En matière d’édition génique, Steve Shih ne craint pas de voir grand – même si cela implique qu’il doit travailler dans l’infiniment petit.
Son objectif ne saurait être plus ambitieux : il veut éradiquer le cancer! Or, il croit que ses étudiants et lui ont fait une importante découverte qui les rapproche un peu plus de ce but.
Professeur adjoint de génie informatique et électrique à la Faculté de génie et d’informatique de l’Université Concordia et titulaire d’une seconde affectation en biologie, M. Shih a par ailleurs fondé le laboratoire de microfluidique Shih.
Épaulé par son équipe, il a conçu un système qui s’appuie sur l’automatisation d’expériences biologiques complexes afin de détecter les gènes associés au cancer et de les éliminer avant qu’ils n’induisent une maladie potentiellement mortelle.
Un article paru en juillet dernier dans la revue Lab on a Chip (« laboratoire sur puce ») expliquait le fonctionnement du système.
« D’entrée de jeu, l’identification des gènes liés au cancer représente une tâche des plus ardues », affirme le Pr Shih.
« Avec les moyens dont nous disposons actuellement, autant chercher une aiguille dans une botte de foin, poursuit-il. Par contre, j’ai bon espoir que cette méthode novatrice nous permettra d’accélérer le processus dans son ensemble et de repérer rapidement les gènes responsables de la maladie. »

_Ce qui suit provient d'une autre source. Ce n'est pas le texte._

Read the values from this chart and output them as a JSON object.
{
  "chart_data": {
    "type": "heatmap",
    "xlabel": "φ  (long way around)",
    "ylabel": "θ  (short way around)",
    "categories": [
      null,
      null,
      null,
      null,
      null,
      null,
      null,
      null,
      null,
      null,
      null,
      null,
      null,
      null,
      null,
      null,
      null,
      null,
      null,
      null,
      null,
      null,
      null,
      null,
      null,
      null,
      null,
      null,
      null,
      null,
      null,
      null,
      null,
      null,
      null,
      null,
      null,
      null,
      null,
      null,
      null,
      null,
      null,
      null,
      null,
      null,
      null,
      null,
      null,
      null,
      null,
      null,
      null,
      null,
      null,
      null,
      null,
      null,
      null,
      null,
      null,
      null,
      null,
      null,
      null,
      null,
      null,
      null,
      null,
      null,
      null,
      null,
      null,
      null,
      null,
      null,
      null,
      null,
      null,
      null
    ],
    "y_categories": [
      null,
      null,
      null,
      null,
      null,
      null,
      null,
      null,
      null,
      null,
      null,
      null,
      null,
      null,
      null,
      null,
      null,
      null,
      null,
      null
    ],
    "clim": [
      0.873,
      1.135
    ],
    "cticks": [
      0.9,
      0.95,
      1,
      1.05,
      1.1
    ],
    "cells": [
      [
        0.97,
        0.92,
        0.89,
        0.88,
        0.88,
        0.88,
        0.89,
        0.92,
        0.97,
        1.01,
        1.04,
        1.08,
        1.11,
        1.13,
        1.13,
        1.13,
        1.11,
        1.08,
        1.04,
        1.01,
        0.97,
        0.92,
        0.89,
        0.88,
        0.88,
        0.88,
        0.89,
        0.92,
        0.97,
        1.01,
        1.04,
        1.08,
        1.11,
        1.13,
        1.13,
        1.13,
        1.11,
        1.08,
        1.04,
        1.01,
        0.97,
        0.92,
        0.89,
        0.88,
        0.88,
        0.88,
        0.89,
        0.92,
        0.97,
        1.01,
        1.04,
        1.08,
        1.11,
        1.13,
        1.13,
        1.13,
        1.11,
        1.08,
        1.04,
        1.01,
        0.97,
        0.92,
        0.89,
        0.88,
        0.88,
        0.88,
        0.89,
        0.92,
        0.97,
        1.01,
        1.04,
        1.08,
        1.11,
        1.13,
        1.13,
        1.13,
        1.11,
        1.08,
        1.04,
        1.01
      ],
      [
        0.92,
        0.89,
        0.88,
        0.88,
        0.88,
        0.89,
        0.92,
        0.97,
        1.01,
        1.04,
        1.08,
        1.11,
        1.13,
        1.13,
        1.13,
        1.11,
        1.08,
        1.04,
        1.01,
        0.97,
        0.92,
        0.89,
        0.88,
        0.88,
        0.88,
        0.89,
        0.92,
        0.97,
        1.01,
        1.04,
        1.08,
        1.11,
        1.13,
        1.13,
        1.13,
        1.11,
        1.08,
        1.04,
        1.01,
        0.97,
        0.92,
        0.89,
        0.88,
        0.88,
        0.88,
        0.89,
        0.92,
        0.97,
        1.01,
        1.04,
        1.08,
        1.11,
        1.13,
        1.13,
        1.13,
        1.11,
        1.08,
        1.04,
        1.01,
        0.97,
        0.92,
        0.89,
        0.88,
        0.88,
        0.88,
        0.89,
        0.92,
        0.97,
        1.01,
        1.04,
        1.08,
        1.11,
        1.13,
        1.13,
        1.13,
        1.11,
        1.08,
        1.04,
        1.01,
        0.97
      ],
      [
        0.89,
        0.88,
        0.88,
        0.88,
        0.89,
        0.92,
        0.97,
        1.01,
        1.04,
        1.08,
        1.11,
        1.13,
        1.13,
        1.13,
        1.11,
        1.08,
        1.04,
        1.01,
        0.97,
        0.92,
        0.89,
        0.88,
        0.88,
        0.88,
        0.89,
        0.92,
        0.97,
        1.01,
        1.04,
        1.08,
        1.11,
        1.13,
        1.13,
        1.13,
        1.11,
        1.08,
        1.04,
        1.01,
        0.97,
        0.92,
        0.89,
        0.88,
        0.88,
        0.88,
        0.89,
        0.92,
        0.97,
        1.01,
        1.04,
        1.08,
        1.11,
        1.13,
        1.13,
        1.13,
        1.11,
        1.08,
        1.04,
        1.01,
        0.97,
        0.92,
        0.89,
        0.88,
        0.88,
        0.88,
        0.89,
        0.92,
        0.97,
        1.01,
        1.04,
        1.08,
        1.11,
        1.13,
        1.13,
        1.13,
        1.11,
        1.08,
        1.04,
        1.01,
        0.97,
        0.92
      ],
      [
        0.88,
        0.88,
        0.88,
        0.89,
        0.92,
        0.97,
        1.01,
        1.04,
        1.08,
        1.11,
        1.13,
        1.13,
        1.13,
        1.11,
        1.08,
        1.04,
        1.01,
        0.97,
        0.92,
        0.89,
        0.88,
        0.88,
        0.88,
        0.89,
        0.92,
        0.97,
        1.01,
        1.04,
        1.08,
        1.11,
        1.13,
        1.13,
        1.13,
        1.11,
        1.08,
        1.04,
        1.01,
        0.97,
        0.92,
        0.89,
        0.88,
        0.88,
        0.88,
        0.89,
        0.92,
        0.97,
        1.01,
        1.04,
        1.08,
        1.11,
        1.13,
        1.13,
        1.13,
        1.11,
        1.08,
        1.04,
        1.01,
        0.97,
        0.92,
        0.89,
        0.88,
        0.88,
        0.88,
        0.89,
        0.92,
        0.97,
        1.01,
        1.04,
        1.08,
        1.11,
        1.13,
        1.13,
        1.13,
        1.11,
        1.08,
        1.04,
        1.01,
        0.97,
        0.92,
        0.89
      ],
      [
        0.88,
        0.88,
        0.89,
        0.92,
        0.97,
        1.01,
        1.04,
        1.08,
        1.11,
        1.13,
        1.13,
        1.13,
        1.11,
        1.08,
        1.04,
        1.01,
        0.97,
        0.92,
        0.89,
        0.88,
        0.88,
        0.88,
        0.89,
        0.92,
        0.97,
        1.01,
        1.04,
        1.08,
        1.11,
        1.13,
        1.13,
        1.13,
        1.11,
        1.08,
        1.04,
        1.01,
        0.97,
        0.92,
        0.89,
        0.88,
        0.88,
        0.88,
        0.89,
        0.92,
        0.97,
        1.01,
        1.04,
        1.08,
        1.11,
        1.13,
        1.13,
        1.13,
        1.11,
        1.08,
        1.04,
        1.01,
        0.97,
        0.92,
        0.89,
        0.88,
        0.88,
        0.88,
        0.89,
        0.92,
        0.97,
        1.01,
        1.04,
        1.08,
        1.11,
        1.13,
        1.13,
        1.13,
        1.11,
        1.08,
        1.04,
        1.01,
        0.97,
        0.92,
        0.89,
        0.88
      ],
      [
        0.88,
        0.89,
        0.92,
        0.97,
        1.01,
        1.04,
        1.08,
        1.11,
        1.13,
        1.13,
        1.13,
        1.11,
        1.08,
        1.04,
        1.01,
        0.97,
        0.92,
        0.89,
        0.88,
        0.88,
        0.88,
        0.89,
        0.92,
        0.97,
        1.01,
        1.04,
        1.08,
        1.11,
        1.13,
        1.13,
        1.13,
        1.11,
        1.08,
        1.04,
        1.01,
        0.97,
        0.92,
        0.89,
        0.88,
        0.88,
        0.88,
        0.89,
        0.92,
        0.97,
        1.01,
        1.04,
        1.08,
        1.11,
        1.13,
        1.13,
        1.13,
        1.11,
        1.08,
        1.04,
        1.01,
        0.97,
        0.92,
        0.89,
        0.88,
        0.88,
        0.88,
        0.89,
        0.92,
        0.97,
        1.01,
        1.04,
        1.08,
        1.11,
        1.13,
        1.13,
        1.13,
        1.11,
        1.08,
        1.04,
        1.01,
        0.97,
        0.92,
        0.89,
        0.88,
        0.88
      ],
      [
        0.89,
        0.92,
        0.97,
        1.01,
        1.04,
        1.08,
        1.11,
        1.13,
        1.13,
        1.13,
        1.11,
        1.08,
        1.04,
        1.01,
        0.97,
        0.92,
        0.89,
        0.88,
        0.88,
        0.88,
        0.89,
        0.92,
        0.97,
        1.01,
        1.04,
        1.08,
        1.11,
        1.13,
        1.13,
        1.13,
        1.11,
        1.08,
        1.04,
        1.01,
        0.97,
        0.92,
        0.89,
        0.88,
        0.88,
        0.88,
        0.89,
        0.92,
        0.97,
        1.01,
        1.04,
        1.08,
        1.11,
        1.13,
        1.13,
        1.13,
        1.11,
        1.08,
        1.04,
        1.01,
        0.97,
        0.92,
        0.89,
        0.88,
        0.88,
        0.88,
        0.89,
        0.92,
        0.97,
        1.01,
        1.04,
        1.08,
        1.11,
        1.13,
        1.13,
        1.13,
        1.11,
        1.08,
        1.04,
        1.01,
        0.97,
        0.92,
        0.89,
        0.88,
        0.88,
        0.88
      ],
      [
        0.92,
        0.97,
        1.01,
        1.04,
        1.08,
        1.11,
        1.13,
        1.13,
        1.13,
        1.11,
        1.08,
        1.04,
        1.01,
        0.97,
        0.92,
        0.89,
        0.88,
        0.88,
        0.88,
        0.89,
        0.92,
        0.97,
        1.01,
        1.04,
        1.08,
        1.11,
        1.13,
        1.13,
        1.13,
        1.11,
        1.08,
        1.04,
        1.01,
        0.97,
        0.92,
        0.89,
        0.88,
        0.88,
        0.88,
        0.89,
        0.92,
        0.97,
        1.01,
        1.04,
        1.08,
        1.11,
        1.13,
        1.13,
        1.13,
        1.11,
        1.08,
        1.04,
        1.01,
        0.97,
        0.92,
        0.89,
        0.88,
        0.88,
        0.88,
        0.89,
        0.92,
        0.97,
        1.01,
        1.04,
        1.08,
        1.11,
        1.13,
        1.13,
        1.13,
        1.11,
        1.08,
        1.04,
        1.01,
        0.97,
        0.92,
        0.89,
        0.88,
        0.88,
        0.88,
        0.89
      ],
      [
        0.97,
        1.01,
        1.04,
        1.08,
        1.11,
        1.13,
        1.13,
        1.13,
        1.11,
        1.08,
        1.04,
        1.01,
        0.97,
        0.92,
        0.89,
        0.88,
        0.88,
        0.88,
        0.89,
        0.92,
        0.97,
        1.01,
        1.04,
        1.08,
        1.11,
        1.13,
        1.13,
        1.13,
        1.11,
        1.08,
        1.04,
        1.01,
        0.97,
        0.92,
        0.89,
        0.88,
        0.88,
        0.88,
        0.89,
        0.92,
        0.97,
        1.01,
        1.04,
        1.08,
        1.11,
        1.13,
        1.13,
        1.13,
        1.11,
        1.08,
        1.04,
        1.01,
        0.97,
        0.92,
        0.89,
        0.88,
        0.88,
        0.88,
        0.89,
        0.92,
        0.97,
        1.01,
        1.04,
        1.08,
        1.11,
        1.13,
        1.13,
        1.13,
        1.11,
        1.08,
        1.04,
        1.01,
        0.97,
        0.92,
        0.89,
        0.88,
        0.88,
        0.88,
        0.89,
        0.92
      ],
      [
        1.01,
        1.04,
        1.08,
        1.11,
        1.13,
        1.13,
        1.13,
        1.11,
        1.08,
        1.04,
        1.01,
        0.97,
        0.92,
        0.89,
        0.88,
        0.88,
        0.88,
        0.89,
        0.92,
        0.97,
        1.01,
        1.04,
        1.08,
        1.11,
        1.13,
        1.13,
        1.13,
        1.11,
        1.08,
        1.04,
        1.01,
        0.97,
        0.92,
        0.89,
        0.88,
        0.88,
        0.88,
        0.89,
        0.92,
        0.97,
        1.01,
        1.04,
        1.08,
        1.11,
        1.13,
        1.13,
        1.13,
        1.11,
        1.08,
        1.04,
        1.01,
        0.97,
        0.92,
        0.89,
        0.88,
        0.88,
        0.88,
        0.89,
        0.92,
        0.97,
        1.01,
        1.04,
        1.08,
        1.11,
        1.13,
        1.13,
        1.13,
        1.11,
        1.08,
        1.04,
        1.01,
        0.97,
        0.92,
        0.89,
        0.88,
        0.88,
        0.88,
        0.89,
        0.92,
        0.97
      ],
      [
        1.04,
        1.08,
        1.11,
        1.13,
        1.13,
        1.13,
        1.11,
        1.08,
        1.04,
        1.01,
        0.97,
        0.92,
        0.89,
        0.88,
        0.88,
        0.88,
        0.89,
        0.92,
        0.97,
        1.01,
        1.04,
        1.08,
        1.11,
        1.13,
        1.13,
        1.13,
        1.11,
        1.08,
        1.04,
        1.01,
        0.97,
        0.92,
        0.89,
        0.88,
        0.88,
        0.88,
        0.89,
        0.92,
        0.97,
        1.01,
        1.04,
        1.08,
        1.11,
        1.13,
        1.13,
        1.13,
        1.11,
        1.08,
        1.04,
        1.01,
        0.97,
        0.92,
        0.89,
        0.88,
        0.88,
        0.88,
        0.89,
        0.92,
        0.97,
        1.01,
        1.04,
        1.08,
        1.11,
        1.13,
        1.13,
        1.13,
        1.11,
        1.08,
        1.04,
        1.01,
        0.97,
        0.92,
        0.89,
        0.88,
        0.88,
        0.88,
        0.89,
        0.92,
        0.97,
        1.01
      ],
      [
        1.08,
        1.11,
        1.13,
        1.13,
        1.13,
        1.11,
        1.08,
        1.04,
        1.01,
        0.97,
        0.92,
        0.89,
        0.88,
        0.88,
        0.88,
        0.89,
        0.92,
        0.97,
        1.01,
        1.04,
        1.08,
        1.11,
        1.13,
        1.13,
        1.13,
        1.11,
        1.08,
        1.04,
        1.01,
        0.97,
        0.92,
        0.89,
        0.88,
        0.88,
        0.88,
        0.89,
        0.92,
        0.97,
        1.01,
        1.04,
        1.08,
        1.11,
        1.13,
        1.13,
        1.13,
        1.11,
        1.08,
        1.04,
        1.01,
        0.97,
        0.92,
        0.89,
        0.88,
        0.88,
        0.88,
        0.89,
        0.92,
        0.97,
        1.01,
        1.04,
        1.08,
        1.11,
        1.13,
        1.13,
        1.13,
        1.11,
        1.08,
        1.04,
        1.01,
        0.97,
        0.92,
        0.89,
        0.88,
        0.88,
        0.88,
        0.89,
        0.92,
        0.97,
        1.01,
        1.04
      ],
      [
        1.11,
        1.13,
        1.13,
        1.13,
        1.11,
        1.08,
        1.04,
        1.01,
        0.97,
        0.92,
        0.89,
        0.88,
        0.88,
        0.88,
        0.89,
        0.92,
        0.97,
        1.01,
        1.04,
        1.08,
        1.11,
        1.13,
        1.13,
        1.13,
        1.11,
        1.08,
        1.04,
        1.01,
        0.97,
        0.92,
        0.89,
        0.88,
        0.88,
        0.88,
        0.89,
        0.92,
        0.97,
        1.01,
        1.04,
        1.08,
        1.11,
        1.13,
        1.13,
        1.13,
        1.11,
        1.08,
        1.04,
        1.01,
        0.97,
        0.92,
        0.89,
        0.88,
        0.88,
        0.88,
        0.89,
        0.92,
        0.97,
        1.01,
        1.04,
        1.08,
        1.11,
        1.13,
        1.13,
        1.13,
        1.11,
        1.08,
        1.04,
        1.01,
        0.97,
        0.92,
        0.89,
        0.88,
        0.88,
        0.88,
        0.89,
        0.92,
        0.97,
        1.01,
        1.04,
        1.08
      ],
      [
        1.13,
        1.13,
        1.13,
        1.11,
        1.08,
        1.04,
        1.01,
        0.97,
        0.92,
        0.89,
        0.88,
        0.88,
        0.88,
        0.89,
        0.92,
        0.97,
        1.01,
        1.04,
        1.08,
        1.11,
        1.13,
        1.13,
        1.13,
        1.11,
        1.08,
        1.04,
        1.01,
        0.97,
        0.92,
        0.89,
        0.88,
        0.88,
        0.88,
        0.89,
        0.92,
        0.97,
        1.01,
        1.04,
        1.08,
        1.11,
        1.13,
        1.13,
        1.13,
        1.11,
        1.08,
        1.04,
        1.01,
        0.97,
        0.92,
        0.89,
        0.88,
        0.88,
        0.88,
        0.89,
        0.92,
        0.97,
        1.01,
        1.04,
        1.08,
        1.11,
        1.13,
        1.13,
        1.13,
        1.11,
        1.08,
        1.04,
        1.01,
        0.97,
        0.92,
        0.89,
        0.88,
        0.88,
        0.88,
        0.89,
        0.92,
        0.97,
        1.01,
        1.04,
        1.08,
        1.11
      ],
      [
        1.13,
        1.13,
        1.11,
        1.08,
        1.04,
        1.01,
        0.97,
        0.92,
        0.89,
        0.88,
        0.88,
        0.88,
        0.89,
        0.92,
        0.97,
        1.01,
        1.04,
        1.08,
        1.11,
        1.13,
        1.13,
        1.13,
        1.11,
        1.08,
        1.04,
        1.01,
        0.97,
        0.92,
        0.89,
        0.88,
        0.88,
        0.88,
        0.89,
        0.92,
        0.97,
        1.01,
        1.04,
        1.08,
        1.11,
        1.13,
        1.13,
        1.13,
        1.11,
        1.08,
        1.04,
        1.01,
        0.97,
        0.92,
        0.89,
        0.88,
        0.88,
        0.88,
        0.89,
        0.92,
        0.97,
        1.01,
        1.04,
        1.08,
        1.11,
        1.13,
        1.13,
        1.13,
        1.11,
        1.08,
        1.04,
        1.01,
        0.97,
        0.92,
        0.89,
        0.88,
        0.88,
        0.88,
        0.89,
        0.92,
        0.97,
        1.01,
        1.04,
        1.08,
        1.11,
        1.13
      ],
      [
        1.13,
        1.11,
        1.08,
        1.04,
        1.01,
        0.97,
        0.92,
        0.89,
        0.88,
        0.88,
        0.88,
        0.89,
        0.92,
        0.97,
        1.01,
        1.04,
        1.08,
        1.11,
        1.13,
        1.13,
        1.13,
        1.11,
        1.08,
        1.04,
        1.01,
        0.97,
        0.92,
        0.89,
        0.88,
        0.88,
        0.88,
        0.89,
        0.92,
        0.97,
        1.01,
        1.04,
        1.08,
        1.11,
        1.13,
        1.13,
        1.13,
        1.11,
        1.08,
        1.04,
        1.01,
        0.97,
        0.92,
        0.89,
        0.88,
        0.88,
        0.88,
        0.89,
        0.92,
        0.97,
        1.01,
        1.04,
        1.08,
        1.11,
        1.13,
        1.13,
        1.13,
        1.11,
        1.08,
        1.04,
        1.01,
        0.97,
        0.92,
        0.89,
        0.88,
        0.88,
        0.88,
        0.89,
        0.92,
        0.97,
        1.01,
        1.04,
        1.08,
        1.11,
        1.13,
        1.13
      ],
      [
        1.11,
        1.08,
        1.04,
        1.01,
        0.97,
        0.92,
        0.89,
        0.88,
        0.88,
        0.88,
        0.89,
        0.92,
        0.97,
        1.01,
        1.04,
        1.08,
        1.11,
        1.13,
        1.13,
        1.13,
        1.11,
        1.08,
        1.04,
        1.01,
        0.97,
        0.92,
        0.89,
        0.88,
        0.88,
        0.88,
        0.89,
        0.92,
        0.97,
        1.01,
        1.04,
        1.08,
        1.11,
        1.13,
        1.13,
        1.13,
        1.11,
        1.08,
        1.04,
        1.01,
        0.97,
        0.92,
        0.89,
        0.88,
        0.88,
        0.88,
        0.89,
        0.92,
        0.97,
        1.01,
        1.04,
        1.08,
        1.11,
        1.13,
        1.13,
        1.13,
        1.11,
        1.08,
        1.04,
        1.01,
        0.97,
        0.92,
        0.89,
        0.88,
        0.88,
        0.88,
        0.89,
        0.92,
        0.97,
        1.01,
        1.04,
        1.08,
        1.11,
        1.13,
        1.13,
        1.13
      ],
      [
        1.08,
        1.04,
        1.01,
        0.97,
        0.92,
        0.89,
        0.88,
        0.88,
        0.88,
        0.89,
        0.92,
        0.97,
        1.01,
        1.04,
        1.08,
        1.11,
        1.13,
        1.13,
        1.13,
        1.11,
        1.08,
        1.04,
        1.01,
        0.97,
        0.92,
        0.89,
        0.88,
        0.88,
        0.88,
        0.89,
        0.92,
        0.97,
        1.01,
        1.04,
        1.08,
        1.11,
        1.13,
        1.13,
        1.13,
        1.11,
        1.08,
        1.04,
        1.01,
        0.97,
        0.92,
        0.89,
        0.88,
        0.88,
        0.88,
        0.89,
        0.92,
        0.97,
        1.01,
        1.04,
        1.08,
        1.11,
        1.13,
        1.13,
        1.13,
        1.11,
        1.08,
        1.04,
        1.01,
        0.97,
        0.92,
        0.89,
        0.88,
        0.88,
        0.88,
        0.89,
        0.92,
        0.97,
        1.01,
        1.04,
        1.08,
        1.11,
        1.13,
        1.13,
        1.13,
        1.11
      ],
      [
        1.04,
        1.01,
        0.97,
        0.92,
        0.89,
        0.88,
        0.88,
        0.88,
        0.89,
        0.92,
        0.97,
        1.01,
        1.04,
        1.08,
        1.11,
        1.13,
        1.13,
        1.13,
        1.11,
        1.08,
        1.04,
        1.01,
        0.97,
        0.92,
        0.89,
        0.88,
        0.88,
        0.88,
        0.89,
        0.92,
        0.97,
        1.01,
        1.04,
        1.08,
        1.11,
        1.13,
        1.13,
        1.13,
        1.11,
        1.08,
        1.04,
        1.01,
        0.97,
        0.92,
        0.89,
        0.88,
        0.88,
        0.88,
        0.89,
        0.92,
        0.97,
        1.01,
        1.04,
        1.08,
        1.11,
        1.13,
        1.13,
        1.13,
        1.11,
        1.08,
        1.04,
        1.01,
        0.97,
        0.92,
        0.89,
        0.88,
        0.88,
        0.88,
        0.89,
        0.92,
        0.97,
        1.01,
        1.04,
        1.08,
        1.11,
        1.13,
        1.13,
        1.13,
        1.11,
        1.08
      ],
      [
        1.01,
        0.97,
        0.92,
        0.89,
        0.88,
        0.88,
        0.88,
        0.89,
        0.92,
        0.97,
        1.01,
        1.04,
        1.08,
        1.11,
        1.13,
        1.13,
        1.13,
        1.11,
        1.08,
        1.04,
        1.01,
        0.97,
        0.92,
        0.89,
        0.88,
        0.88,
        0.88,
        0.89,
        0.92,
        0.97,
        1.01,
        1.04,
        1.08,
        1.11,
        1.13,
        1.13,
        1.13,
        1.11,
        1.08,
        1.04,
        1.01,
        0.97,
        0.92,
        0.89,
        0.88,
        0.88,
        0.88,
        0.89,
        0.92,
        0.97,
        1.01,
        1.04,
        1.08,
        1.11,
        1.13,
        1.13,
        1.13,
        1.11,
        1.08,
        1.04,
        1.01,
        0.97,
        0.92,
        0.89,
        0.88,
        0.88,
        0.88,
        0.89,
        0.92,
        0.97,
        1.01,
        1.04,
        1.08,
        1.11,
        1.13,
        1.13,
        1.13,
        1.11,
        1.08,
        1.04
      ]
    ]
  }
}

Cela dit, localiser ces gènes, c’est une chose; les empêcher de causer le cancer, c’en est une autre.
Pour y arriver, l’équipe du Pr Shih emploie la technique d’édition génique des CRISPR (Clustered Regularly Interspaced Short Palindromic Repeats; « courtes répétitions palindromiques groupées et régulièrement espacées »). Ce procédé s’appuie sur la protéine Cas9 qui, programmée pour servir de « ciseaux génétiques », cible l’oncogène, l’élimine pour ainsi dire de l’ADN et lui substitue un gène sain.
« Une fois ses deux extrémités coupées, le gène se dégrade jusqu’à disparaître de l’organisme », précise le Pr Shih.
« Ce gène ne pourra donc plus emprunter une trajectoire susceptible de provoquer le cancer, ajoute-t-il. Il serait très difficile de réaliser cette expérience sur une plateforme typique. En effet, nous devrions alors composer avec des techniques statiques exigeant diverses interventions manuelles. »
« En automatisant le processus et en travaillant à une échelle miniaturisée, nous parvenons à accélérer l’ensemble du processus, conclut-il. À preuve, celui-ci ne se déroule plus sur des semaines, mais sur quelques jours. »
Attachés au Centre de biologie synthétique appliquée de Concordia, Hugo Sinha, Angela Quach, Philippe Vo et Steve Shih ont rédigé l’article susmentionné après avoir formulé la première méthode de microfluidique numérique et automatisé ainsi l’édition génique déployée dans des cellules de mammifères.
Étalée sur six jours ou moins, cette méthode sous-tend l’utilisation d’infimes quantités de liquide dans la culture de cellules du cancer du poumon. Parallèlement, elle automatise la transfection de gènes et les procédés d’invalidation connexes.
Le processus d’automatisation et de miniaturisation intégré que les chercheurs précités ont mis au point leur fait gagner énormément de temps, d’une part, et accroît légèrement l’efficacité du procédé d’invalidation génique, d’autre part.